Дома, как он и предполагал, ждала сцена ревности:
— Ну что, не взяли тебя насовсем в хороший домик?
— Я же написал: «Только в случае, если я не вернусь». Зачем ты вскрыла?
— Не вернусь, останусь при хорошей сучке, молоденькой, папаша большая шишка, все при всем — так?
— Зачем ты при Платоше?
— Он уже большой мальчик.
— Я гулять пойду, — огорчился Платоша. Родительские ссоры никак не становились для него привычными, он всегда сильно переживал.
— Нет, послушай, как твой отец станет оправдываться. Чего придумал! «Если не вернусь, меня КГБ заграбастало». Поди потом проверь, был ли он в КГБ под арестом. Неделю бы шлялся, а потом сказал бы, что его там допрашивали, пытали. Покажи-ка спину, там не осталось царапин от пыток?
— Ревность, конечно, свидетельствует о любви, но нередко случается, что чрезмерные ревнивцы сами оказываются изменщиками. Или изменщицами.
Эта мысль мелькнула не безрезультатно, мгновенно закрутилась идея снять фильм о ревнивцах, у которых самих рыльце в пушку. И некоторое время разрывные пули жены пролетали мимо, пока одна не попала:
— Стало быть, покувыркался сегодня с утра в постельке с шалавой и пинка получил. Не удалось надолго под арест угодить?
— Вот чтобы тебе было стыдно, позвони по этому номеру и спроси младшего оперуполномоченного Адамантова. — Эол протянул ей листок бумаги с номером телефона.
— Вот еще! Ты с кем-то договорился, а я по твоей наводке... Ваньку-то не ломай.
— Я позвоню. — Платоша взял листок и набрал номер. — Можно ли позвать уполномоченного Абдамантова?
— Адамантова! — шикнул подсудимый муж и отец.
— А это КГБ? Спасибо. — Сын повесил трубку. — Сказали, что КГБ. А этот Абдамантов обедать ушел.
В сущности, проверка ничего не значила, Незримов и впрямь мог кого-то подговорить, но Вероника вдруг переменилась:
— Ох, дура я! Прости меня! Ревнивая дура! Ну Незримыч, прости ради Бога! Платоша, спасибо тебе, давайте все обнимемся. Ну пожалуйста! Ёл, расскажи, пожалуйста, зачем тебя вызывали. Что-то плохое?

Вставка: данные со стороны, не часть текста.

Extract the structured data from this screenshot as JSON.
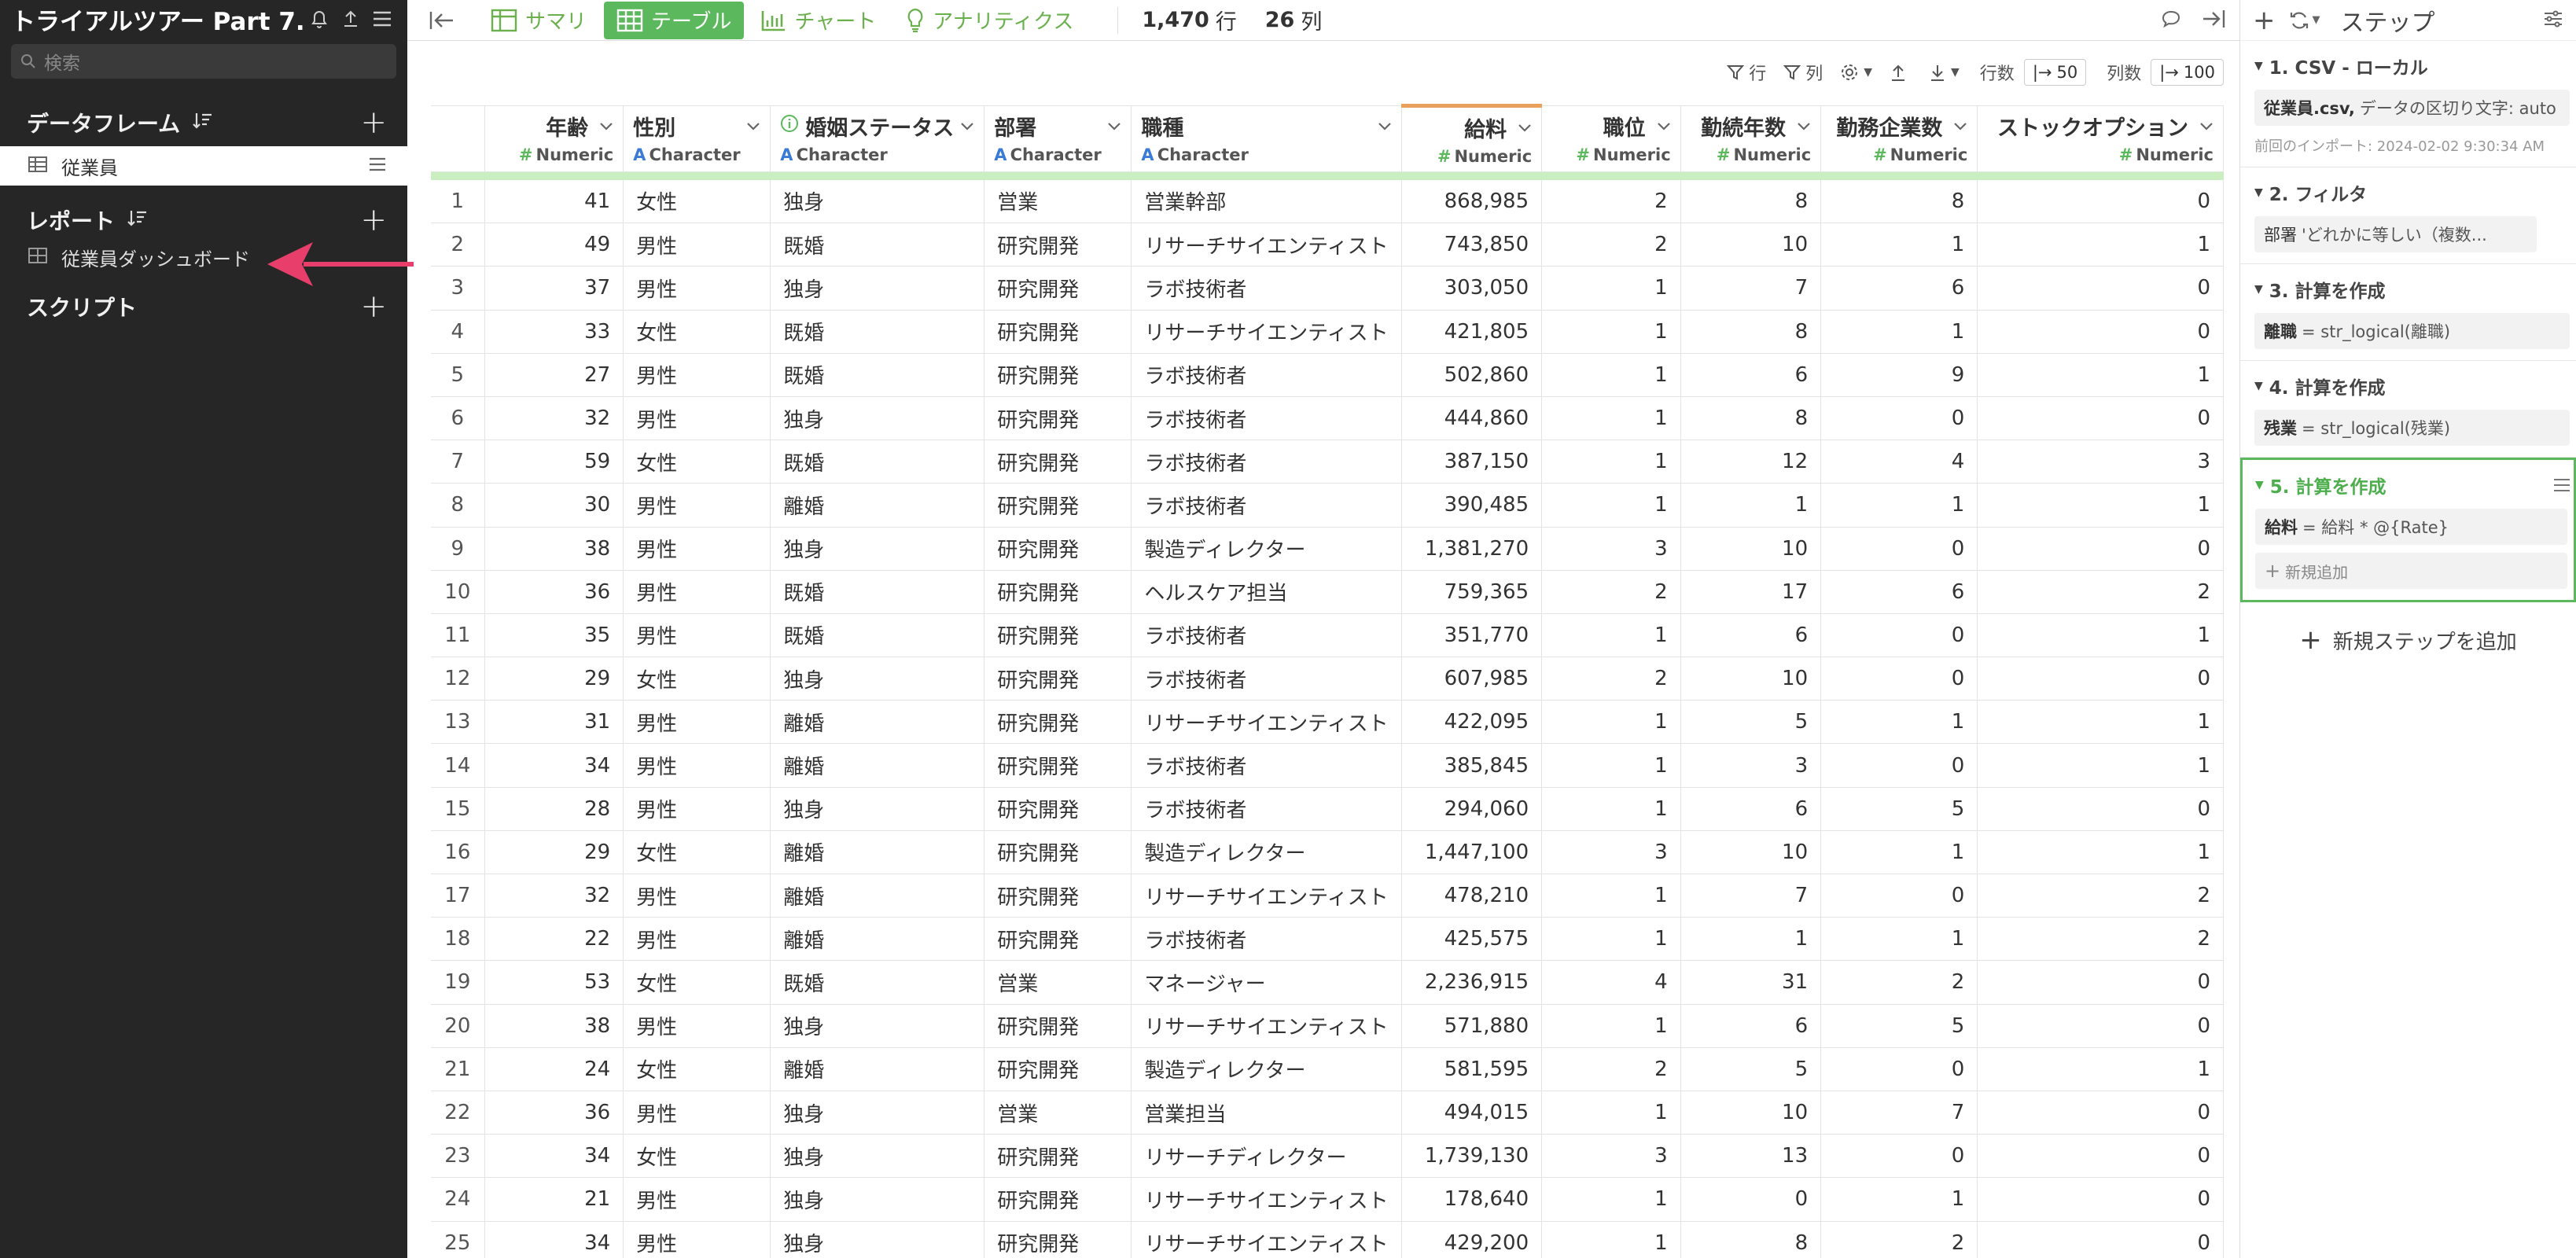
{
  "sidebar": {
    "title": "トライアルツアー Part 7...",
    "search_placeholder": "検索",
    "sections": {
      "dataframes": {
        "label": "データフレーム",
        "items": [
          {
            "label": "従業員"
          }
        ]
      },
      "reports": {
        "label": "レポート",
        "items": [
          {
            "label": "従業員ダッシュボード"
          }
        ]
      },
      "scripts": {
        "label": "スクリプト"
      }
    }
  },
  "toolbar": {
    "tabs": {
      "summary": "サマリ",
      "table": "テーブル",
      "chart": "チャート",
      "analytics": "アナリティクス"
    },
    "row_count": "1,470",
    "row_unit": "行",
    "col_count": "26",
    "col_unit": "列"
  },
  "subbar": {
    "row_filter": "行",
    "col_filter": "列",
    "rows_label": "行数",
    "rows_value": "50",
    "cols_label": "列数",
    "cols_value": "100"
  },
  "table": {
    "columns": [
      {
        "name": "年齢",
        "type": "Numeric",
        "kind": "num"
      },
      {
        "name": "性別",
        "type": "Character",
        "kind": "chr"
      },
      {
        "name": "婚姻ステータス",
        "type": "Character",
        "kind": "chr"
      },
      {
        "name": "部署",
        "type": "Character",
        "kind": "chr"
      },
      {
        "name": "職種",
        "type": "Character",
        "kind": "chr"
      },
      {
        "name": "給料",
        "type": "Numeric",
        "kind": "num"
      },
      {
        "name": "職位",
        "type": "Numeric",
        "kind": "num"
      },
      {
        "name": "勤続年数",
        "type": "Numeric",
        "kind": "num"
      },
      {
        "name": "勤務企業数",
        "type": "Numeric",
        "kind": "num"
      },
      {
        "name": "ストックオプション",
        "type": "Numeric",
        "kind": "num"
      }
    ],
    "rows": [
      [
        "1",
        "41",
        "女性",
        "独身",
        "営業",
        "営業幹部",
        "868,985",
        "2",
        "8",
        "8",
        "0"
      ],
      [
        "2",
        "49",
        "男性",
        "既婚",
        "研究開発",
        "リサーチサイエンティスト",
        "743,850",
        "2",
        "10",
        "1",
        "1"
      ],
      [
        "3",
        "37",
        "男性",
        "独身",
        "研究開発",
        "ラボ技術者",
        "303,050",
        "1",
        "7",
        "6",
        "0"
      ],
      [
        "4",
        "33",
        "女性",
        "既婚",
        "研究開発",
        "リサーチサイエンティスト",
        "421,805",
        "1",
        "8",
        "1",
        "0"
      ],
      [
        "5",
        "27",
        "男性",
        "既婚",
        "研究開発",
        "ラボ技術者",
        "502,860",
        "1",
        "6",
        "9",
        "1"
      ],
      [
        "6",
        "32",
        "男性",
        "独身",
        "研究開発",
        "ラボ技術者",
        "444,860",
        "1",
        "8",
        "0",
        "0"
      ],
      [
        "7",
        "59",
        "女性",
        "既婚",
        "研究開発",
        "ラボ技術者",
        "387,150",
        "1",
        "12",
        "4",
        "3"
      ],
      [
        "8",
        "30",
        "男性",
        "離婚",
        "研究開発",
        "ラボ技術者",
        "390,485",
        "1",
        "1",
        "1",
        "1"
      ],
      [
        "9",
        "38",
        "男性",
        "独身",
        "研究開発",
        "製造ディレクター",
        "1,381,270",
        "3",
        "10",
        "0",
        "0"
      ],
      [
        "10",
        "36",
        "男性",
        "既婚",
        "研究開発",
        "ヘルスケア担当",
        "759,365",
        "2",
        "17",
        "6",
        "2"
      ],
      [
        "11",
        "35",
        "男性",
        "既婚",
        "研究開発",
        "ラボ技術者",
        "351,770",
        "1",
        "6",
        "0",
        "1"
      ],
      [
        "12",
        "29",
        "女性",
        "独身",
        "研究開発",
        "ラボ技術者",
        "607,985",
        "2",
        "10",
        "0",
        "0"
      ],
      [
        "13",
        "31",
        "男性",
        "離婚",
        "研究開発",
        "リサーチサイエンティスト",
        "422,095",
        "1",
        "5",
        "1",
        "1"
      ],
      [
        "14",
        "34",
        "男性",
        "離婚",
        "研究開発",
        "ラボ技術者",
        "385,845",
        "1",
        "3",
        "0",
        "1"
      ],
      [
        "15",
        "28",
        "男性",
        "独身",
        "研究開発",
        "ラボ技術者",
        "294,060",
        "1",
        "6",
        "5",
        "0"
      ],
      [
        "16",
        "29",
        "女性",
        "離婚",
        "研究開発",
        "製造ディレクター",
        "1,447,100",
        "3",
        "10",
        "1",
        "1"
      ],
      [
        "17",
        "32",
        "男性",
        "離婚",
        "研究開発",
        "リサーチサイエンティスト",
        "478,210",
        "1",
        "7",
        "0",
        "2"
      ],
      [
        "18",
        "22",
        "男性",
        "離婚",
        "研究開発",
        "ラボ技術者",
        "425,575",
        "1",
        "1",
        "1",
        "2"
      ],
      [
        "19",
        "53",
        "女性",
        "既婚",
        "営業",
        "マネージャー",
        "2,236,915",
        "4",
        "31",
        "2",
        "0"
      ],
      [
        "20",
        "38",
        "男性",
        "独身",
        "研究開発",
        "リサーチサイエンティスト",
        "571,880",
        "1",
        "6",
        "5",
        "0"
      ],
      [
        "21",
        "24",
        "女性",
        "離婚",
        "研究開発",
        "製造ディレクター",
        "581,595",
        "2",
        "5",
        "0",
        "1"
      ],
      [
        "22",
        "36",
        "男性",
        "独身",
        "営業",
        "営業担当",
        "494,015",
        "1",
        "10",
        "7",
        "0"
      ],
      [
        "23",
        "34",
        "女性",
        "独身",
        "研究開発",
        "リサーチディレクター",
        "1,739,130",
        "3",
        "13",
        "0",
        "0"
      ],
      [
        "24",
        "21",
        "男性",
        "独身",
        "研究開発",
        "リサーチサイエンティスト",
        "178,640",
        "1",
        "0",
        "1",
        "0"
      ],
      [
        "25",
        "34",
        "男性",
        "独身",
        "研究開発",
        "リサーチサイエンティスト",
        "429,200",
        "1",
        "8",
        "2",
        "0"
      ]
    ]
  },
  "steps_panel": {
    "title": "ステップ",
    "add_step": "新規ステップを追加",
    "steps": [
      {
        "title": "1. CSV - ローカル",
        "lines": [
          {
            "bold": "従業員.csv,",
            "text": "データの区切り文字: auto"
          }
        ],
        "sub": "前回のインポート: 2024-02-02 9:30:34 AM"
      },
      {
        "title": "2. フィルタ",
        "lines": [
          {
            "bold": "部署",
            "text": "'どれかに等しい（複数..."
          }
        ]
      },
      {
        "title": "3. 計算を作成",
        "lines": [
          {
            "bold": "離職",
            "text": "= str_logical(離職)"
          }
        ]
      },
      {
        "title": "4. 計算を作成",
        "lines": [
          {
            "bold": "残業",
            "text": "= str_logical(残業)"
          }
        ]
      },
      {
        "title": "5. 計算を作成",
        "lines": [
          {
            "bold": "給料",
            "text": "= 給料 * @{Rate}"
          }
        ],
        "add_new": "新規追加"
      }
    ]
  }
}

— Наоборот. Обещали, что отныне с меня будут сняты все запреты.
— Да что ты! Радость моя! Давай подробнее!
— Только никому ни слова.
Потом он расскажет об этом скандале с женой Гайдаю, и тот использует в «Бриллиантовой руке». А Адамантов позвонил в следующую субботу:
— Гостиница «Националь», главный угловой вход, завтра ровно в одиннадцать.
Вероника ехидно сказала:
— Ты теперь туда по воскресеньям, как на работу. Платить-то сколько будут?
— Ты не Вероника, а Ироника, — отозвался Незримов.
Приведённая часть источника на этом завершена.